Ce sont les premiers mots publics écrits sur mon livre: "Fragments d'un sentiment".
A François Cérésa, j'exprime ici ma reconnaissance.
"Notre ami Christian a une sacrée plume. Dans son ordre foutraque, il fait la peau aux idées reçues. Ici, par le style, il évoque la sacralité du théâtre" (5 Sens Editions, 94 pages, 12 euros).
in Service Littéraire, numéro Maurice Barrès, janvier 2024
jeudi 21 décembre 2023
Le camp des intouchables
Des femmes sans célébrité se plaignent des agissements abusifs d’un acteur de renommée mondiale.
En dehors des prétendues victimes et du comédien visé, nul ne sait au juste la vérité des faits.
Au jeu de la parole échangée, l’institution de la justice n’hérite pas d’une tâche aisée.
Pourtant, le président de la république française ramène sa fraise, s’invite à la table du juge.
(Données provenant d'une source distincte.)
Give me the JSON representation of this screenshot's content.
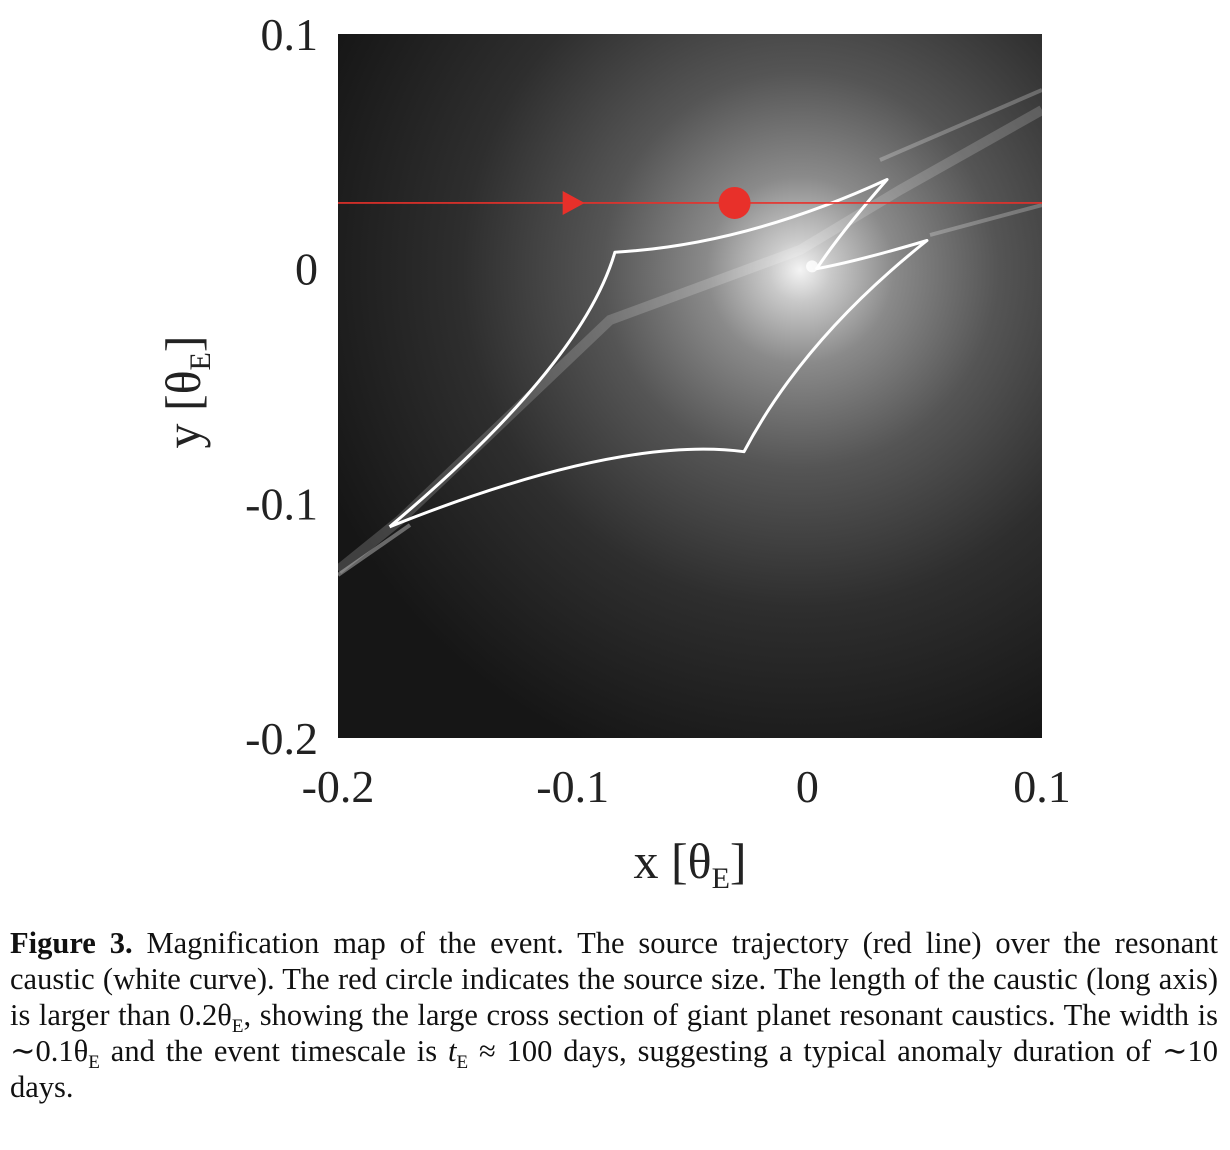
{
  "chart_data": {
    "type": "heatmap",
    "xlabel": "x [θE]",
    "ylabel": "y [θE]",
    "xlim": [
      -0.2,
      0.1
    ],
    "ylim": [
      -0.2,
      0.1
    ],
    "x_ticks": [
      "-0.2",
      "-0.1",
      "0",
      "0.1"
    ],
    "y_ticks": [
      "0.1",
      "0",
      "-0.1",
      "-0.2"
    ],
    "x_tick_values": [
      -0.2,
      -0.1,
      0,
      0.1
    ],
    "y_tick_values": [
      0.1,
      0,
      -0.1,
      -0.2
    ],
    "trajectory": {
      "y": 0.028,
      "direction": "+x",
      "arrow_x": -0.1,
      "color": "#e8302a"
    },
    "source": {
      "x": -0.031,
      "y": 0.028,
      "color": "#e8302a"
    },
    "caustic": {
      "color": "#ffffff",
      "cusps": [
        {
          "x": -0.178,
          "y": -0.11
        },
        {
          "x": -0.082,
          "y": 0.007
        },
        {
          "x": 0.034,
          "y": 0.038
        },
        {
          "x": 0.004,
          "y": 0.0
        },
        {
          "x": 0.051,
          "y": 0.012
        },
        {
          "x": -0.027,
          "y": -0.078
        }
      ]
    },
    "colormap": "grayscale",
    "magnification_peak": {
      "x": 0.002,
      "y": 0.001
    }
  },
  "caption": {
    "label": "Figure 3.",
    "text_1": " Magnification map of the event. The source trajectory (red line) over the resonant caustic (white curve). The red circle indicates the source size. The length of the caustic (long axis) is larger than 0.2θ",
    "sub_1": "E",
    "text_2": ", showing the large cross section of giant planet resonant caustics. The width is ∼0.1θ",
    "sub_2": "E",
    "text_3": " and the event timescale is ",
    "t_symbol": "t",
    "sub_3": "E",
    "text_4": " ≈ 100 days, suggesting a typical anomaly duration of ∼10 days."
  }
}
Depardieu l’histrion fait honneur à la nation.
Le droit est une chose. La force en est une autre. L’un et l’autre se toisent comme deux pugilistes sur le ring. Dans le rapport de forces de la considération sociale, Macron et Depardieu, dans le métier où ils excellent, occupent le sommet de la pyramide.
Or les petites mains supposées violées des tournages des films de Depardieu échappent à la visibilité médiatique, à l’impact publicitaire des commentaires en pleine lumière.
Dans le cercle privé des stars autorisés, Fanny Ardant ou Catherine Deneuve, fidèles à l’ami, se rangent du côté du géant de comédie et du président du pays.
Cet entre-soi de la célébrité est dérangeant. Fanny Ardant et Catherine Deneuve appartiennent elles aussi au camp des intouchables. Dans le rapport de forces, elles jouissent d’un certain éclat de pouvoir qu’elles font ostensiblement valoir.
En revanche, les pâles accusatrices sont des Madames Michu du cinéma, des inconnues absolues au banquet des dieux de l’Olympe. C’est troublant.
Je m’interroge sur la nature humaine, ses tentations, sur la pratique éventuelle d’un droit de cuissage exercé dans le secret d’une alcôve.